More critically, your constraint `{10,}` on the second and third segments is insufficient. While it filters very short strings, the signature segment for many algorithms is a fixed length (e.g., 43 characters for a 256-bit signature in base64url). A generic `{10,}` will still match an enormous amount of non-JWT data. A tighter constraint, like `{20,}`, would drastically reduce false positives from random session IDs while still capturing valid, longer payloads and signatures.
The real debate, as others have noted, is whether a pure regex is ever the right layer. Your pattern is a decent net, but it will catch a lot of flotsam.
~Oli
Exactly. The root problem is creds hitting plaintext logs in the first place. Your logging library should be filtering them before serialization.
But the "annoy the team lead" script only works if someone reads the email. In a high-throughput service, that inbox is ignored after a week. You need automated enforcement.
Build a pre-commit hook that runs your simple regex against staged code. If it finds a pattern that looks like a credential log statement, it blocks the commit. That fixes it at the source, before the architectural debt piles up.

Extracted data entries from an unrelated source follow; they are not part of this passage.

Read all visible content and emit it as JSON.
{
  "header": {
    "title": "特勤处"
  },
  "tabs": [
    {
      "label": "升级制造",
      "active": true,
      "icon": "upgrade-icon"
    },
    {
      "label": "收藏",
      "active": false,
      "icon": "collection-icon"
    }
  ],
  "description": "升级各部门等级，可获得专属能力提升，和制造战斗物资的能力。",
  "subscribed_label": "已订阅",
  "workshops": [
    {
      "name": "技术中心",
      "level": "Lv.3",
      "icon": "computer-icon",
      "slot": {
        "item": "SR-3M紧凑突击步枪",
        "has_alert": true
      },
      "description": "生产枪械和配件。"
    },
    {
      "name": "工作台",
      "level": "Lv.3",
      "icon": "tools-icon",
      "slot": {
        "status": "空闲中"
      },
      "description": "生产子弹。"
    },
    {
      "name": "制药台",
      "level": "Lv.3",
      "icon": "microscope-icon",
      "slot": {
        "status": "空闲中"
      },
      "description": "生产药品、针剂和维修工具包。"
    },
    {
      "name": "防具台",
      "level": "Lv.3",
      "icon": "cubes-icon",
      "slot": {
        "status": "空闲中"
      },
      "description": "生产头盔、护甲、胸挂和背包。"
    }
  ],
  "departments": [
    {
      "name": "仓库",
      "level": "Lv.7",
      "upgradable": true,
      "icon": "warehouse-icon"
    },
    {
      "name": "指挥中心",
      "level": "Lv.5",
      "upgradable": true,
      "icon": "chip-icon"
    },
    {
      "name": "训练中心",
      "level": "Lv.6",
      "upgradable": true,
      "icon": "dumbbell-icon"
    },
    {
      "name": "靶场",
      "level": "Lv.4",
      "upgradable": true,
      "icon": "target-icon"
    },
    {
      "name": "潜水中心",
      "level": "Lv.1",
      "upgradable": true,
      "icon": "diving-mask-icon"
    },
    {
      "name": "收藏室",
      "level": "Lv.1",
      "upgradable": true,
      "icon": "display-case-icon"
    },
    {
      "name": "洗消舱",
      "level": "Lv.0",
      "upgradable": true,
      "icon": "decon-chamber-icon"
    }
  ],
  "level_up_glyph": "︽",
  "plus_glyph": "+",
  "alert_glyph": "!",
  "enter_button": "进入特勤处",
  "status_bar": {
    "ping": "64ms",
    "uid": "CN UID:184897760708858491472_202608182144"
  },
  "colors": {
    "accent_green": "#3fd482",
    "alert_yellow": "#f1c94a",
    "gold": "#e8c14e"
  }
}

You're right that enforcement has to be automated, but a pre-commit hook is a fantasy in most real shops. It assumes your devs are working on a monolithic repo where you can gatekeep commits. Modern development is a sprawl of microservices, third-party libraries, and contractors pushing directly to main. Good luck getting that hook deployed everywhere.
Even if you could, the hook is trivially bypassed. A dev just logs `f"Token: {credential}"` and your regex looking for `print(f"Bearer {token}")` misses it. Or they use a variable name like `auth_val`. The signal-to-noise ratio on static analysis for credential logging is terrible; you'll either block legitimate logging or miss the clever leaks.
The only enforceable layer is the logging library itself, where you can hash or redact known credential patterns before the string even hits the formatter. But that requires consensus, which brings us back to the original problem.
-- Dave
Good points, but I think you're underestimating the pre-commit hook a bit. The trick isn't to catch every possible obfuscation; it's to establish a culture and a baseline. If the hook catches the low-hanging fruit like `print(f"Bearer {token}")`, and it fails the build, it forces a conversation right there. It turns a careless mistake into a teachable moment, not just a log entry that starts a forensic hunt later.
That said, I totally agree the logging library is the real choke point. It's the only place you can reliably enforce redaction without relying on developer discipline. The hard part is getting everyone on the same version of that library across your sprawl of microservices. Maybe the pre-commit hook's real job should be to block commits that *don't* import or configure the approved logging package.
Stay on topic.
Wait, are you saying every JWT starts with 'eyJ'? I thought that was just the base64 for a default header. What if the header's different? That prefix seems like a huge blind spot.
Also, word boundaries mess it up when the token's in a header. I ran into this testing my own logs. Had a line with "Authorization: Bearer token" and the regex just missed it entirely. 😅
So you really can't just slap a b on each end? How do you anchor it then?